19.03.2021 - 18:06 | Son Güncellenme:
Satterfield, Türkiye’nin AB ile ilişkilerinden, Yunanistan ile devam eden istişari görüşmelere, Suriye’de Amerikan askeri varlığına kadar geniş yelpazede birçok soruyu yanıtladı.
Türkiye ile yakın müttefik ve stratejik ortak tanımlarına yakışır şekilde uzun bir geçmişe sahip olduklarını vurgulayarak, sözlerine başlayan ABD Büyükelçisi, “Bu tanımları gölgeleyecek başka tür tanımları kabul etmiyorum” dedi.
Buna rağmen iki ülke arasında çeşitli konularda farklı görüş ve yaklaşım içerisinde olduklarının da altını çizdi.
Bu farklılıkların ikili ilişkileri zedelemesini istemediklerini belirten David Satterfield, pozitif gündemle, karşılıklı güven ve anlayış içerisinde ilişkileri güçlendirmeyi istediklerini söyledi.
"UMARIZ AB ZİRVESİ BEKLENTİLERİ KARŞILAR"
Büyükelçi Satterfield, iki ülke arasındaki ekonomik ilişkileri daha üst seviyelere çekebilmek için gayret sarfettiklerini, Türk ekonomisinin temel gücüne her zaman güven duyduklarını belirtti.
25-26 Mart’ta yapılacak AB liderler zirvesine değinen Büyükelçi, “AB Zirvesinden Türkiye’nin beklentilerini karşılayacak kararlar çıkacağını umuyoruz”, ifadesini kullandı.
Bu çerçevede, Türkiye’nin Gümrük Birliği’nin güncellenmesi talebinin AB’de karşılık bulacağını düşündüklerini söyledi.
Satterfield şöyle devam etti:
“Türkiye’nin AB ile işbirliğine büyük önem veriyoruz… Türkiye mülteciler konusunda ağır yüklerin altına girdi, gösterdiği iyi niyet ve destek tarafımızdan takdirle karşılanıyor. Avrupa Birliği, kendisi için yakın ve değerli bir ortak olan Türkiye ile her alanda işbirliğini geliştirmeli. Biz de bu isteğimizi hem Brüksel’e hem de Ankara’ya aktarıyoruz.”
TÜRKİYE-YUNANİSTAN GÖRÜŞMELERİ
David Satterfield Türkiye ile Yunanistan arasındaki istişari görüşmelerinin devamından büyük memnuniyet duyduklarını belirtti.

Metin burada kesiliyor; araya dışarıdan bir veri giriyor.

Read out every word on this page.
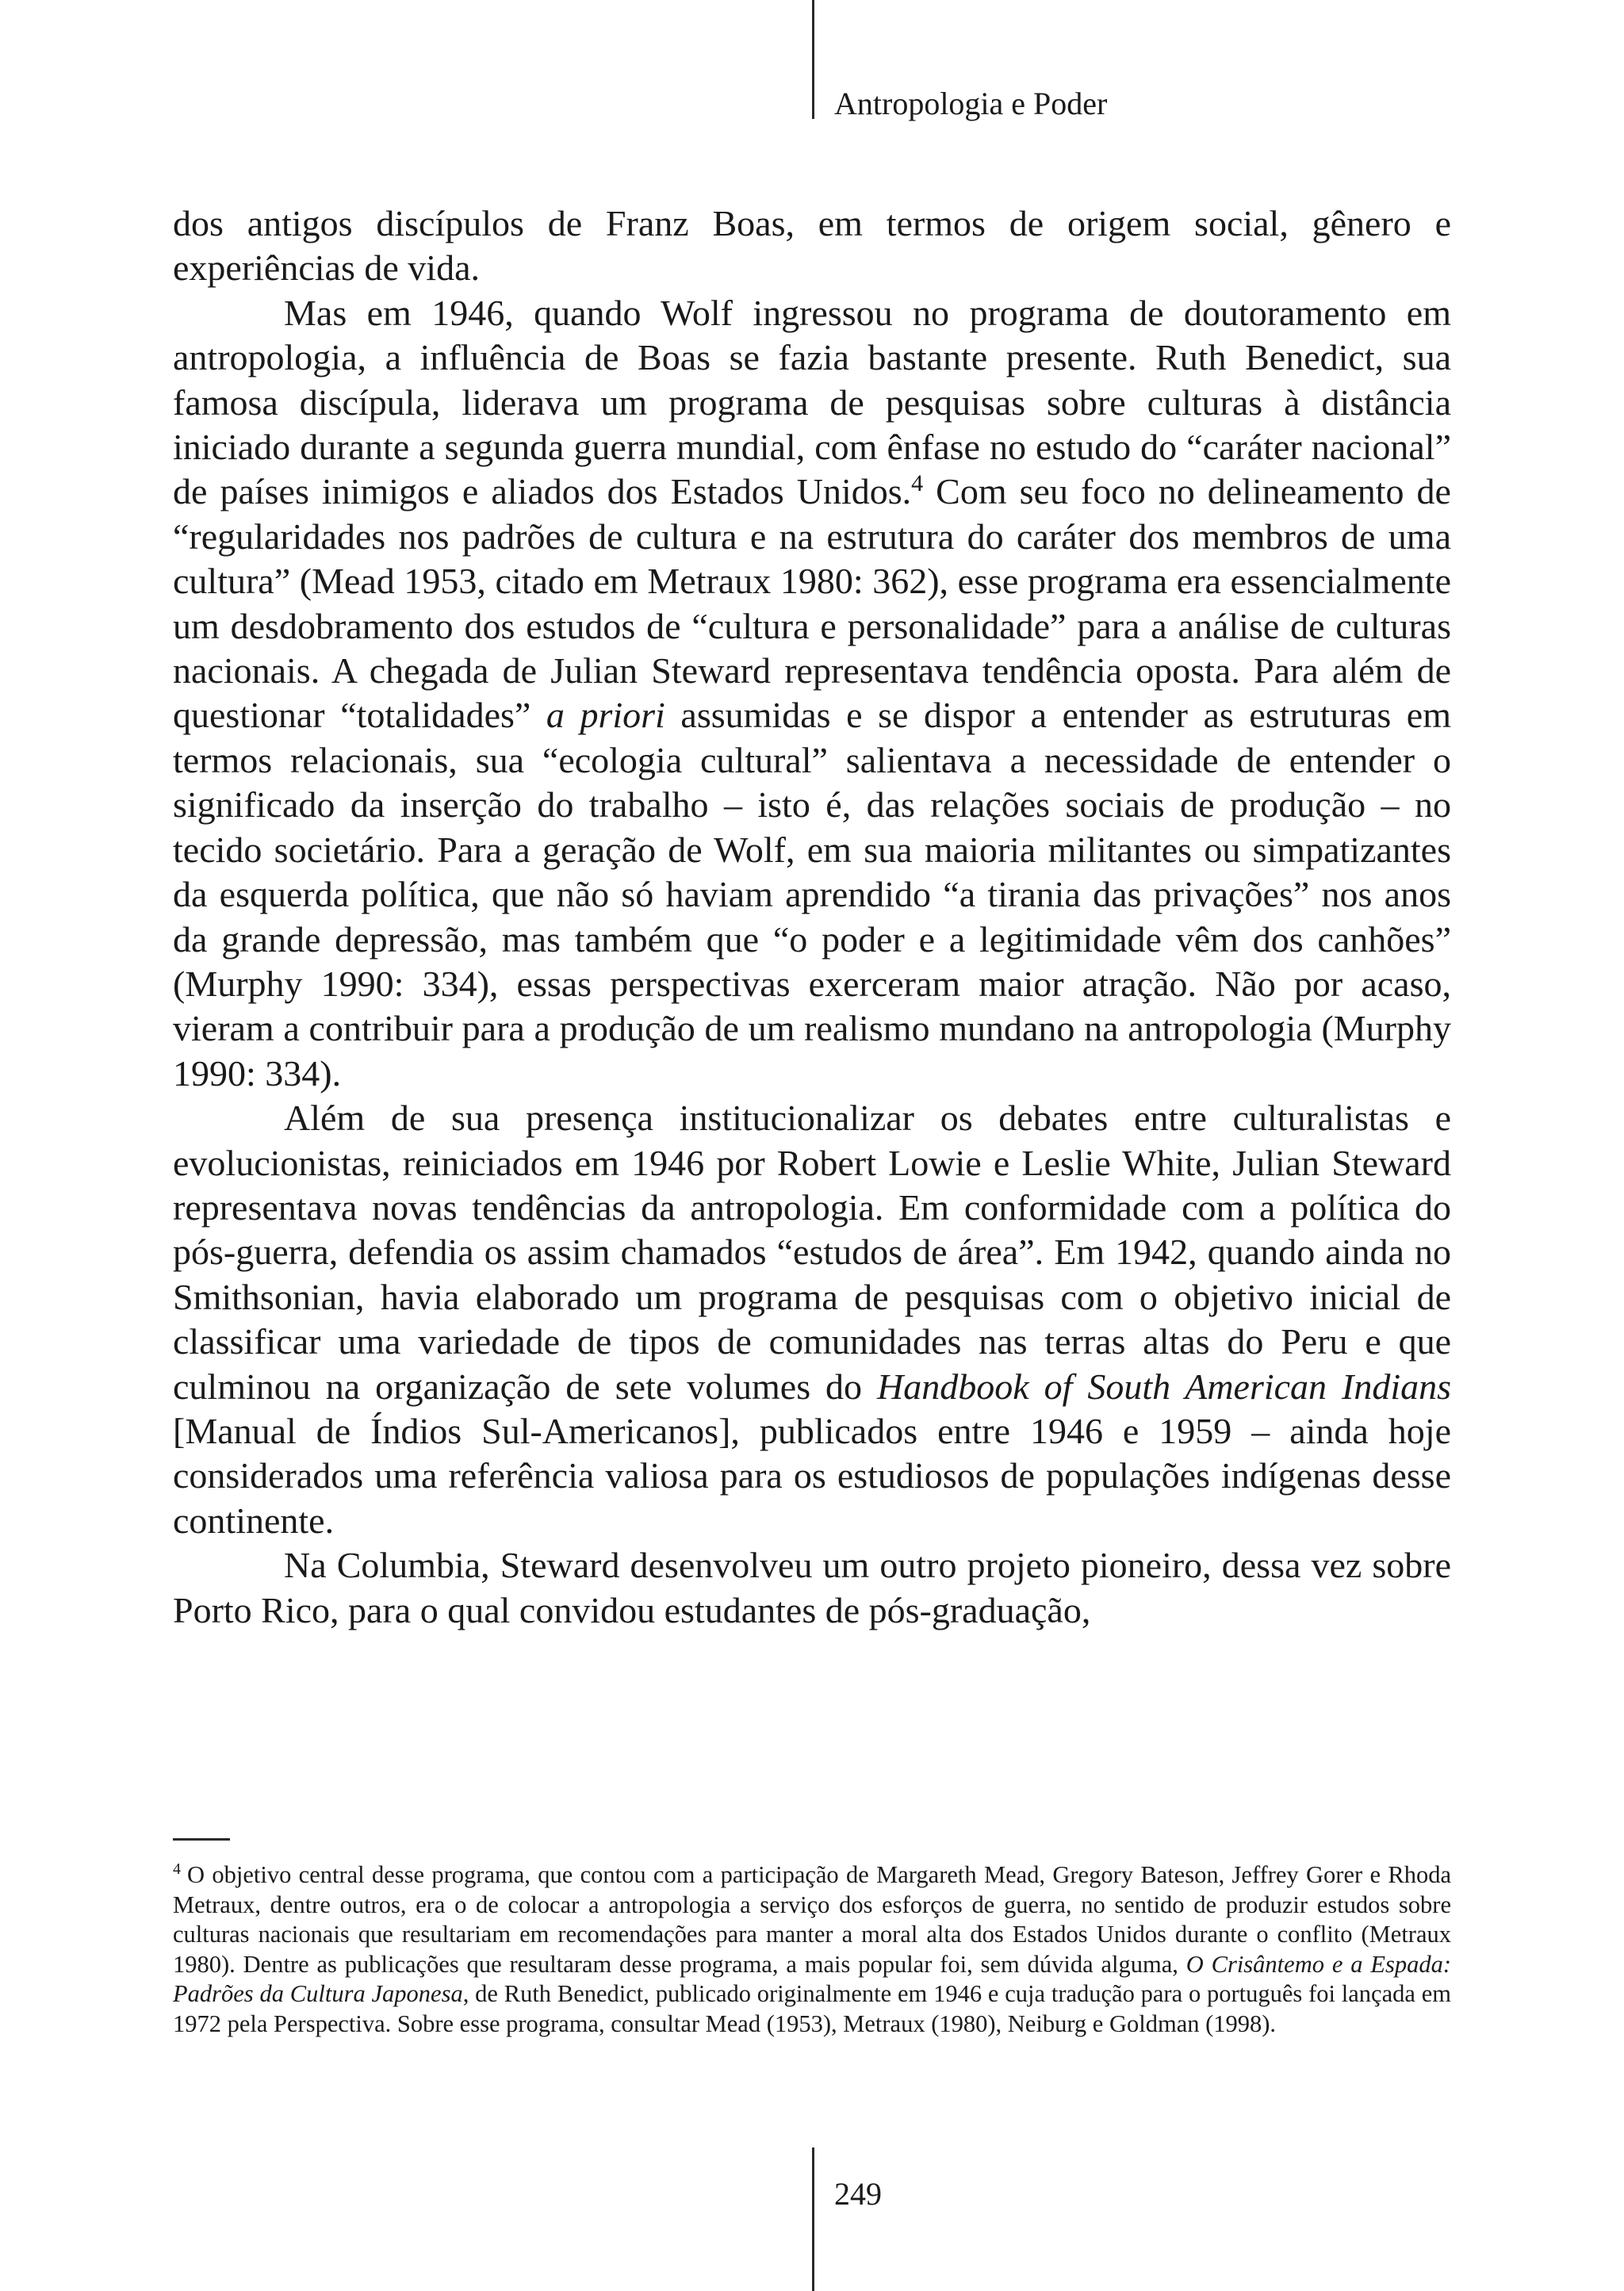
Antropologia e Poder

dos antigos discípulos de Franz Boas, em termos de origem social, gênero e experiências de vida.

Mas em 1946, quando Wolf ingressou no programa de doutoramento em antropologia, a influência de Boas se fazia bastante presente. Ruth Benedict, sua famosa discípula, liderava um programa de pesquisas sobre culturas à distância iniciado durante a segunda guerra mundial, com ênfase no estudo do “caráter nacional” de países inimigos e aliados dos Estados Unidos.$^4$ Com seu foco no delineamento de “regularidades nos padrões de cultura e na estrutura do caráter dos membros de uma cultura” (Mead 1953, citado em Metraux 1980: 362), esse programa era essencialmente um desdobramento dos estudos de “cultura e personalidade” para a análise de culturas nacionais. A chegada de Julian Steward representava tendência oposta. Para além de questionar “totalidades” a priori assumidas e se dispor a entender as estruturas em termos relacionais, sua “ecologia cultural” salientava a necessidade de entender o significado da inserção do trabalho – isto é, das relações sociais de produção – no tecido societário. Para a geração de Wolf, em sua maioria militantes ou simpatizantes da esquerda política, que não só haviam aprendido “a tirania das privações” nos anos da grande depressão, mas também que “o poder e a legitimidade vêm dos canhões” (Murphy 1990: 334), essas perspectivas exerceram maior atração. Não por acaso, vieram a contribuir para a produção de um realismo mundano na antropologia (Murphy 1990: 334).

Além de sua presença institucionalizar os debates entre culturalistas e evolucionistas, reiniciados em 1946 por Robert Lowie e Leslie White, Julian Steward representava novas tendências da antropologia. Em conformidade com a política do pós-guerra, defendia os assim chamados “estudos de área”. Em 1942, quando ainda no Smithsonian, havia elaborado um programa de pesquisas com o objetivo inicial de classificar uma variedade de tipos de comunidades nas terras altas do Peru e que culminou na organização de sete volumes do Handbook of South American Indians [Manual de Índios Sul-Americanos], publicados entre 1946 e 1959 – ainda hoje considerados uma referência valiosa para os estudiosos de populações indígenas desse continente.

Na Columbia, Steward desenvolveu um outro projeto pioneiro, dessa vez sobre Porto Rico, para o qual convidou estudantes de pós-graduação,

$^4$ O objetivo central desse programa, que contou com a participação de Margareth Mead, Gregory Bateson, Jeffrey Gorer e Rhoda Metraux, dentre outros, era o de colocar a antropologia a serviço dos esforços de guerra, no sentido de produzir estudos sobre culturas nacionais que resultariam em recomendações para manter a moral alta dos Estados Unidos durante o conflito (Metraux 1980). Dentre as publicações que resultaram desse programa, a mais popular foi, sem dúvida alguma, O Crisântemo e a Espada: Padrões da Cultura Japonesa, de Ruth Benedict, publicado originalmente em 1946 e cuja tradução para o português foi lançada em 1972 pela Perspectiva. Sobre esse programa, consultar Mead (1953), Metraux (1980), Neiburg e Goldman (1998).

249
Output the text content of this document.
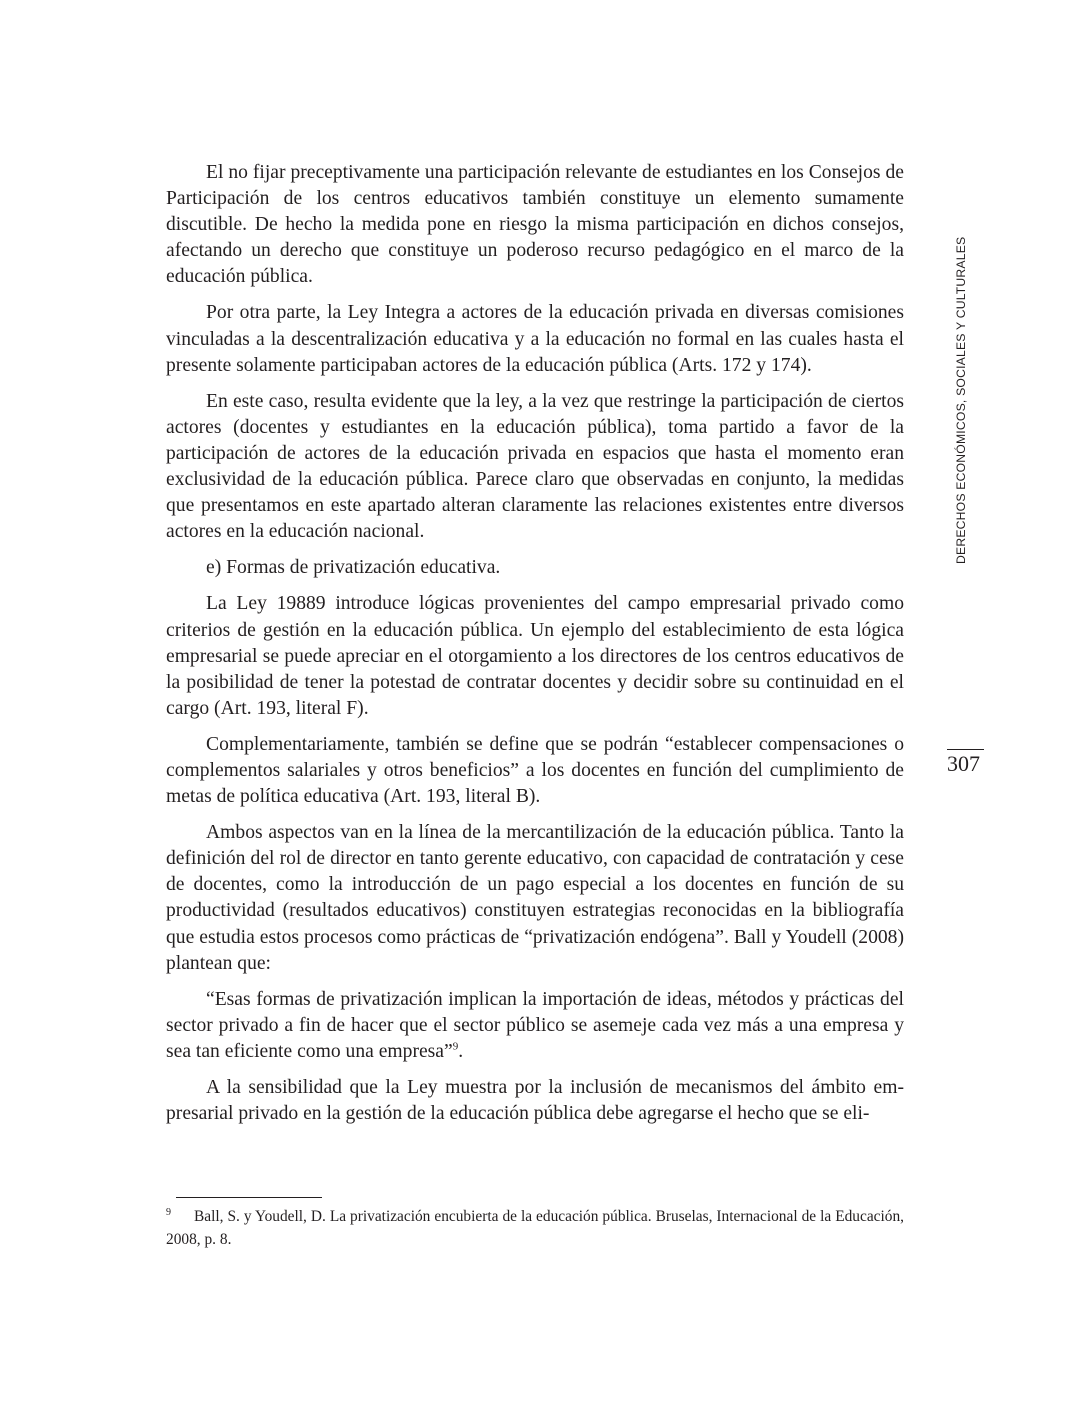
El no fijar preceptivamente una participación relevante de estudiantes en los Consejos de Participación de los centros educativos también constituye un elemento sumamente discutible. De hecho la medida pone en riesgo la misma participación en dichos consejos, afectando un derecho que constituye un poderoso recurso pedagógico en el marco de la educación pública.

Por otra parte, la Ley Integra a actores de la educación privada en diversas comisiones vinculadas a la descentralización educativa y a la educación no formal en las cuales hasta el presente solamente participaban actores de la educación pública (Arts. 172 y 174).

En este caso, resulta evidente que la ley, a la vez que restringe la participación de ciertos actores (docentes y estudiantes en la educación pública), toma partido a favor de la participación de actores de la educación privada en espacios que hasta el momento eran exclusividad de la educación pública. Parece claro que observadas en conjunto, la medidas que presentamos en este apartado alteran claramente las relaciones existentes entre diversos actores en la educación nacional.

e) Formas de privatización educativa.

La Ley 19889 introduce lógicas provenientes del campo empresarial privado como criterios de gestión en la educación pública. Un ejemplo del establecimiento de esta lógica empresarial se puede apreciar en el otorgamiento a los directores de los centros educativos de la posibilidad de tener la potestad de contratar docentes y decidir sobre su continuidad en el cargo (Art. 193, literal F).

Complementariamente, también se define que se podrán “establecer compensaciones o complementos salariales y otros beneficios” a los docentes en función del cumplimiento de metas de política educativa (Art. 193, literal B).

Ambos aspectos van en la línea de la mercantilización de la educación pública. Tanto la definición del rol de director en tanto gerente educativo, con capacidad de contratación y cese de docentes, como la introducción de un pago especial a los docentes en función de su productividad (resultados educativos) constituyen estrategias reconocidas en la bibliografía que estudia estos procesos como prácticas de “privatización endógena”. Ball y Youdell (2008) plantean que:

“Esas formas de privatización implican la importación de ideas, métodos y prácticas del sector privado a fin de hacer que el sector público se asemeje cada vez más a una empresa y sea tan eficiente como una empresa”$^9$.

A la sensibilidad que la Ley muestra por la inclusión de mecanismos del ámbito empresarial privado en la gestión de la educación pública debe agregarse el hecho que se eli-

9 Ball, S. y Youdell, D. La privatización encubierta de la educación pública. Bruselas, Internacional de la Educación, 2008, p. 8.
DERECHOS ECONÓMICOS, SOCIALES Y CULTURALES
307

Doğu Akdeniz konusunda sorunların giderilmesi için tarafları cesaretlendirdiklerini anlatan Satterfield:
“Dendias ve Çavuşoğlu arasındaki görüşmeler de memnuniyet verici. Tüm sorunlar çözülecek diyemeyiz. 62. ya da 63. Görüşmeler yapılıyor. Bu zorlu bir süreç ancak masadaki görüşmeler karşı karşıya gelmekten çok daha iyi ve olumlu olacaktır. Bu adımlar hem ABD hem de AB tarafından büyük memnuniyetle karşılanıyor” dedi.